Opinion
A McCain Presidency Wouldn't Be So Bad
The New Republic: Ariz. Senator Would At Least Put An End To The Politics Of Karl Rove
July 19, 2008
http://www.cbsnews.com/stories/2008/07/18/opinion/main4272749.shtml(The New Republic) This column was written by Jonathan Chait.The presidential election has an oddly placid feel to it. Four years ago, the notion that George W. Bush would get another four years in office, actually ratified by a plurality of the voters, was more than any liberal could bear, and, after the election, there was loose talk everywhere about "Jesusland" and wanting to flee to Canada. This time, even though Democrats are extremely enthusiastic about Barack Obama, that life-and-death quality is absent. I think the reason is that a lot of liberals kind of like John McCain. I know I do.

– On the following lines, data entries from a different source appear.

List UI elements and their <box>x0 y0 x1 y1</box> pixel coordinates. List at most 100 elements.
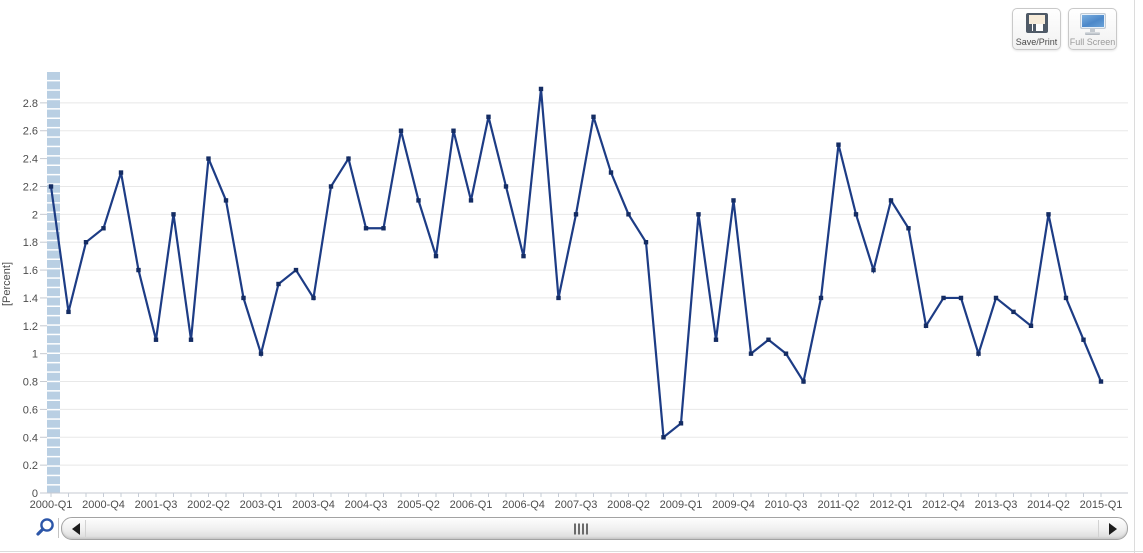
y-axis-band-stripe <box>47 278 60 287</box>
data-point-marker <box>538 86 544 92</box>
data-point-marker <box>993 295 999 301</box>
data-point-marker <box>888 198 894 203</box>
data-point-marker <box>486 114 491 120</box>
x-axis-tick-label: 2011-Q2 <box>818 499 860 511</box>
y-axis-tick-label: 1.4 <box>23 293 38 305</box>
data-point-marker <box>311 295 316 301</box>
x-axis-tick-label: 2003-Q4 <box>292 499 335 511</box>
data-point-marker <box>416 198 421 203</box>
y-axis-tick-label: 0.2 <box>23 460 38 472</box>
x-axis-tick-label: 2007-Q3 <box>555 499 598 511</box>
data-point-marker <box>731 198 736 203</box>
y-axis-band-stripe <box>47 72 60 80</box>
y-axis-band-stripe <box>47 81 60 90</box>
y-axis-band-stripe <box>47 156 60 165</box>
y-axis-band-stripe <box>47 250 60 259</box>
data-point-marker <box>118 170 124 175</box>
toolbar-separator <box>58 518 59 538</box>
data-point-marker <box>241 295 246 301</box>
x-axis-tick-label: 2002-Q2 <box>187 499 230 511</box>
scrollbar-grip[interactable] <box>574 523 588 534</box>
data-point-marker <box>188 337 194 342</box>
x-axis-tick-label: 2014-Q2 <box>1027 499 1070 511</box>
data-point-marker <box>573 212 579 217</box>
data-point-marker <box>608 170 614 175</box>
y-axis-band-stripe <box>47 213 60 221</box>
y-axis-band-stripe <box>47 354 60 362</box>
y-axis-band-stripe <box>47 466 60 475</box>
y-axis-band-stripe <box>47 231 60 240</box>
data-point-marker <box>381 226 386 231</box>
y-axis-tick-label: 1.8 <box>23 237 38 249</box>
data-point-marker <box>941 295 946 301</box>
y-axis-band-stripe <box>47 485 60 493</box>
scrollbar-thumb-edge <box>85 520 86 537</box>
data-point-marker <box>136 267 141 273</box>
data-point-marker <box>1081 337 1086 342</box>
x-axis-tick-label: 2015-Q1 <box>1080 499 1123 511</box>
y-axis-band-stripe <box>47 363 60 372</box>
data-point-marker <box>101 226 106 231</box>
data-point-marker <box>661 435 666 440</box>
x-axis-tick-label: 2000-Q1 <box>30 499 73 511</box>
magnifier-icon <box>36 518 54 536</box>
data-point-marker <box>853 212 859 217</box>
full-screen-button[interactable]: Full Screen <box>1068 8 1117 50</box>
data-point-marker <box>976 351 981 356</box>
data-point-marker <box>801 379 806 384</box>
y-axis-band-stripe <box>47 325 60 334</box>
x-axis-tick-label: 2008-Q2 <box>607 499 650 511</box>
y-axis-band-stripe <box>47 457 60 466</box>
scroll-right-arrow-button[interactable] <box>1109 522 1117 535</box>
x-axis-tick-label: 2003-Q1 <box>240 499 283 511</box>
y-axis-band-stripe <box>47 260 60 268</box>
data-point-marker <box>1028 323 1034 329</box>
save-print-button[interactable]: Save/Print <box>1012 8 1061 50</box>
y-axis-tick-label: 0.4 <box>23 432 38 444</box>
y-axis-tick-label: 1.2 <box>23 321 38 333</box>
y-axis-band-stripe <box>47 128 60 137</box>
y-axis-band-stripe <box>47 175 60 184</box>
y-axis-band-stripe <box>47 147 60 156</box>
data-point-marker <box>451 128 456 133</box>
y-axis-band-stripe <box>47 297 60 306</box>
y-axis-tick-label: 2.6 <box>23 126 38 138</box>
x-axis-scrollbar[interactable] <box>61 517 1128 540</box>
page-border <box>1134 0 1135 553</box>
scroll-left-arrow-button[interactable] <box>72 522 80 535</box>
y-axis-tick-label: 0.8 <box>23 377 38 389</box>
data-point-marker <box>748 351 754 356</box>
data-point-marker <box>923 323 929 329</box>
y-axis-tick-label: 1 <box>32 349 38 361</box>
y-axis-band-stripe <box>47 476 60 485</box>
data-point-marker <box>766 337 771 342</box>
x-axis-tick-label: 2005-Q2 <box>397 499 440 511</box>
data-point-marker <box>398 128 404 133</box>
y-axis-band-stripe <box>47 372 60 381</box>
y-axis-band-stripe <box>47 137 60 146</box>
data-point-marker <box>83 240 89 245</box>
data-point-marker <box>363 226 369 231</box>
y-axis-band-stripe <box>47 401 60 409</box>
y-axis-band-stripe <box>47 166 60 174</box>
y-axis-band-stripe <box>47 344 60 353</box>
y-axis-band-stripe <box>47 288 60 297</box>
data-point-marker <box>223 198 229 203</box>
y-axis-band-stripe <box>47 269 60 278</box>
x-axis-tick-label: 2009-Q4 <box>712 499 755 511</box>
page-border <box>0 551 1143 552</box>
x-axis-tick-label: 2004-Q3 <box>345 499 388 511</box>
y-axis-band-stripe <box>47 410 60 419</box>
data-point-marker <box>293 267 299 273</box>
y-axis-tick-label: 2.4 <box>23 154 38 166</box>
x-axis-tick-label: 2013-Q3 <box>975 499 1018 511</box>
y-axis-band-stripe <box>47 241 60 250</box>
data-point-marker <box>276 281 281 287</box>
data-point-marker <box>521 253 526 259</box>
zoom-tool-button[interactable] <box>33 516 57 540</box>
data-point-marker <box>171 212 176 217</box>
y-axis-band-stripe <box>47 316 60 325</box>
data-point-marker <box>433 253 439 259</box>
y-axis-band-stripe <box>47 307 60 315</box>
y-axis-tick-label: 2.8 <box>23 98 38 110</box>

Eight years ago, I was a hard-core liberal McCainiac. Here was a Republican saying things no other Republican would say and fighting, Teddy Roosevelt-style, to wrest his party from the hands of the plutocrats who controlled it. And, in the years immediately following that run, McCain established himself as perhaps the country's foremost progressive champion. He was an opponent, on moral and fiscal grounds, of tax cuts that overwhelmingly benefited the rich. He was also a fierce opponent of the extreme elements of the religious right. He was a proponent of global-warming legislation, the Law of the Sea Treaty, a moderate immigration bill, expanded public financing of elections, a tobacco tax, and many other liberal reforms.
Today, he is none of these things. McCain is almost never asked about his scandalous past. On those rare occasions when he is, he either dissembles (claiming to have opposed tax cuts on the grounds that there were no concurrent spending cuts) or interrupts the questioning with an angry outburst (in response to queries about his reportedly extended discussions about joining John Kerry's 2004 ticket). Today, McCain not only claims not to have altered his views for political convenience, he has preposterously made his alleged refusal to do so the central theme of his campaign.
Yet, somehow, I still feel some pangs of affinity for the old codger. Where Bush is peevish, entitled, and insecure, McCain's charming, ironic, and self-deprecating. Bush's path to public life was trading on his father's name to run a series of business ventures into the ground before being handed a baseball team. McCain's was an episode of awe-inspiring perseverance.